Background: Organisms living at high altitudes must overcome three major environmental challenges: hypoxia, cold, and intense UV radiation. The molecular mechanisms that enable these challenges to be overcome have mainly been studied in endothermic organisms; relatively little attention has been paid to poikilothermic species. Here, we present deep transcriptome sequencing in two closely related lizards, the high altitude-dwelling Phrynocephalus erythrurus and the lowland-dwelling P. putjatia, to identify candidate genes under positive selection and to explore the convergent evolutionary adaptation of poikilothermic animals to high altitude life. Results: More than 70 million sequence reads were generated for each species via Illumina sequencing. De novo assembly produced 56,845 and 63,140 transcripts for P. erythrurus and P. putjatia, respectively.
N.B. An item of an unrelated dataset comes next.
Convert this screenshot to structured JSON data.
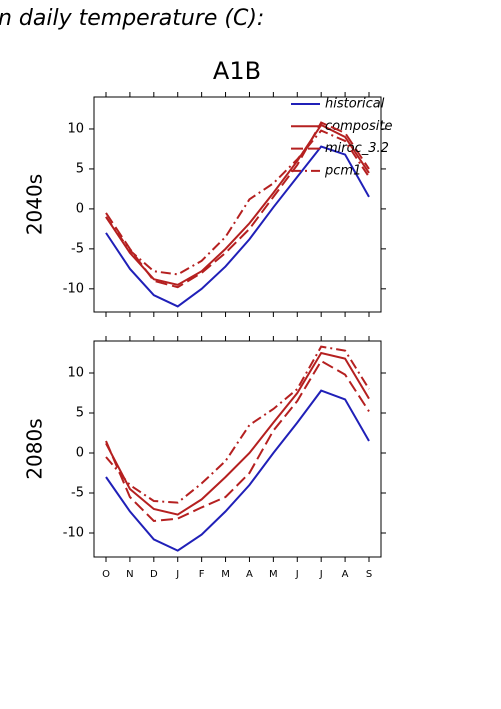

P. erythrurus had higher Ka/Ks ratios than P. putjatia, implying an accelerated evolutionary rate in the high altitude lizard lineage. 206 gene ontology (GO) categories with accelerated evolutionary rates and 43 candidate positively selected genes were detected along the P. erythrurus lineage. Some of these GO categories have functions associated with responses to hypoxia, energy metabolism and responses to UV damage. We also found that the high-altitude ranid frog R. kukunoris had higher Ka/Ks ratios than the closely related low-altitude frog R. chensinensis, and that the functional categories with accelerated evolutionary rates in R. kukunoris overlapped extensively with those detected along the P. erythrurus lineage. Conclusions: The mechanisms of high altitude adaptation in P. erythrurus were tentatively inferred. By comparing two pairs of low- and high-altitude poikilothermic species, we found that similar functional categories had undergone positive selection in high altitude-dwelling Phrynocephalus and Rana lineages, indicating that similar mechanisms of adaptation to high altitude might have evolved in both genera. Our findings provide important guidance for future functional studies on high altitude adaptation in poikilothermic animals.